構わないよ。君が今までしてきた事を考えたら引き金引くのなんか簡単だ。」
ヨシに止められたから止める事にした。但し、クーに言って後ろ手にタイラップで留めて貰って更に机に留めた。
今度刃向かったら撃つと耳元で言ってやった。
相手は目線を合わせなかったから良かったけど、もし睨みつけでもしたら、僕は興奮してたから撃ってたかもしれない。
いずれ見せしめも必要なんだ。
生け贄を作るのは他の人質に言うことをきかせるのには有効だからね。
今、この場で生け贄を作っても計画には支障はないんだから。
Dクラスには入る事もしなかった。このクラスにはいじめらしい事はサイトで見る上では無い様だから。
警察との交渉になった時に最初の解放者になる予定だ。
ただ、反抗しなければだけどね。
〔一応こっちの作業は終わったよ。
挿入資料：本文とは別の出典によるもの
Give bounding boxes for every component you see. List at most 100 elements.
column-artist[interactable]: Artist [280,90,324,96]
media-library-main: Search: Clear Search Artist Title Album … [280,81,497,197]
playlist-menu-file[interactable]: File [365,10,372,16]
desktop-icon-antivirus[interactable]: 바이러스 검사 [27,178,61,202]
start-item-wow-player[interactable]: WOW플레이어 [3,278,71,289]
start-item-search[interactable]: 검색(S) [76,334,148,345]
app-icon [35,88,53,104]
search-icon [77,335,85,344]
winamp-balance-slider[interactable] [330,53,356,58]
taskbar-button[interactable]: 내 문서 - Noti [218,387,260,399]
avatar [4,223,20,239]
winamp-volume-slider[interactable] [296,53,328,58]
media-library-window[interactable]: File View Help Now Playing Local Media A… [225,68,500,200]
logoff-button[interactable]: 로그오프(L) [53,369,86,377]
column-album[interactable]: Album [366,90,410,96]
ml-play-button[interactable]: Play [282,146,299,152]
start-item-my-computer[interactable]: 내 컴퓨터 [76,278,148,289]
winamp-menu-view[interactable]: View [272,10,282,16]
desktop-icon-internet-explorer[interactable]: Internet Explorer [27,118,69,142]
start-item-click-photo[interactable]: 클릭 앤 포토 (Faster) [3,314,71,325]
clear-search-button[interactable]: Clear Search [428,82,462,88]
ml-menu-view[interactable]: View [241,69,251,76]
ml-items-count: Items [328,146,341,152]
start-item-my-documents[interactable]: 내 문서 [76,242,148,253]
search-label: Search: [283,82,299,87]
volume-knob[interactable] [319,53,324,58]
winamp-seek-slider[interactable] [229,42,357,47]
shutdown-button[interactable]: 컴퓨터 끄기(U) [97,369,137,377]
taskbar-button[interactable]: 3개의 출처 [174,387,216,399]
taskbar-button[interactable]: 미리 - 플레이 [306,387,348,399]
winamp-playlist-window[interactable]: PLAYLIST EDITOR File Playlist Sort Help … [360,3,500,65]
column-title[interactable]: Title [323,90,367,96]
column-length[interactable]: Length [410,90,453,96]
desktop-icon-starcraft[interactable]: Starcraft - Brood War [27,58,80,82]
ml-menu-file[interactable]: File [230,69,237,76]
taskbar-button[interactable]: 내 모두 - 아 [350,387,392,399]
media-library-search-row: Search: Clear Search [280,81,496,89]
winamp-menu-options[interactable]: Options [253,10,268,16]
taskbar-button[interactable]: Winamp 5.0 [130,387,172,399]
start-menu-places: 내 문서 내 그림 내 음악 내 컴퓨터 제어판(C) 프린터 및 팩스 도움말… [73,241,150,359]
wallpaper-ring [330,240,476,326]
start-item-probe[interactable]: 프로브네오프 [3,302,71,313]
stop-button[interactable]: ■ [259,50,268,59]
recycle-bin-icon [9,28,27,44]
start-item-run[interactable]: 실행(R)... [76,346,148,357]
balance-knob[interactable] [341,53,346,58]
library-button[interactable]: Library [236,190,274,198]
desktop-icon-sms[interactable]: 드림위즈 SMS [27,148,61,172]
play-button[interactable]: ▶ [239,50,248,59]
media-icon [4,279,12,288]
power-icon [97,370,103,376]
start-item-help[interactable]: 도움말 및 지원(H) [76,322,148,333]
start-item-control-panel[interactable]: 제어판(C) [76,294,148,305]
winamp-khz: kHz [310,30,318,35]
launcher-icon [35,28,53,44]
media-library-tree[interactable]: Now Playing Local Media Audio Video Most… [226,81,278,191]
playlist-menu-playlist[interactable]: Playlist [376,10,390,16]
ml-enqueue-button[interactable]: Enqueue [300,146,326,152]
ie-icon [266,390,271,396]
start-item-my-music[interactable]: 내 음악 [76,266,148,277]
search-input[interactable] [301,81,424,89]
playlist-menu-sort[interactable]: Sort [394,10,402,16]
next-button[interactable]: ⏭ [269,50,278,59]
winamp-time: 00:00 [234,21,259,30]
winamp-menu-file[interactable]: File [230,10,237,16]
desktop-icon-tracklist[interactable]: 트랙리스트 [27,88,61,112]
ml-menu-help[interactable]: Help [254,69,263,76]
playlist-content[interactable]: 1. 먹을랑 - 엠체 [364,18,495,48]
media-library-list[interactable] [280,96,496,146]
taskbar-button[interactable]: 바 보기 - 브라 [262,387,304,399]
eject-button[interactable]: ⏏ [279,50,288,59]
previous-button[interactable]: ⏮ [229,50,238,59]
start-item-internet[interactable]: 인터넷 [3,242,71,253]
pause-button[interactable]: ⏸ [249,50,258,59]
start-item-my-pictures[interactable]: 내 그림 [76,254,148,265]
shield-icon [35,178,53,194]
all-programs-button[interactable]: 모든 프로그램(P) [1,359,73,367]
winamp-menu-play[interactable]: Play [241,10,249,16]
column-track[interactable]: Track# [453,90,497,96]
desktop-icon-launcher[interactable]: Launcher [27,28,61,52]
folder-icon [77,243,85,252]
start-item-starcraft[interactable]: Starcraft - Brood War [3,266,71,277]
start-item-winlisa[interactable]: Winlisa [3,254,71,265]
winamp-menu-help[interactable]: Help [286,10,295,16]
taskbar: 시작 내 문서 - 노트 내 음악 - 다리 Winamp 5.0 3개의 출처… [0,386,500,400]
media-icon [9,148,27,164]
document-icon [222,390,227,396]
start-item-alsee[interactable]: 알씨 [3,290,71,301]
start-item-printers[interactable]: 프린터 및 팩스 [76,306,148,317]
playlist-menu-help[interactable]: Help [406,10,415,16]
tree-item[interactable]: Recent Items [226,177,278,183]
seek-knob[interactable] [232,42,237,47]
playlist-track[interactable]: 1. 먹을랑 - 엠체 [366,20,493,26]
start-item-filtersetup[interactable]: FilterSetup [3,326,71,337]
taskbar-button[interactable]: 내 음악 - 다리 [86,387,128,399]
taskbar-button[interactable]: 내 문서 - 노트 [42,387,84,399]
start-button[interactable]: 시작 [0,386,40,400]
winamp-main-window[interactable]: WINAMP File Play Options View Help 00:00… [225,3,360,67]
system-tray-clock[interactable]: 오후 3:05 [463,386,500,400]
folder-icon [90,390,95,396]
言われた通り倉庫にあったよ。後は東校舎の作業だ〕
まーくから連絡が入った。
東校舎に来るように言う。
西校舎はもういい。
渡り廊下にもまーくが予定通り仕掛けをしてくれたはずだ。
警察の突入があればこちらから見えにくい一階渡り廊下を使ってくるだろうから一階渡り廊下だけに仕掛けをしたんだ。
使わずに済めば一番いいんだけどな。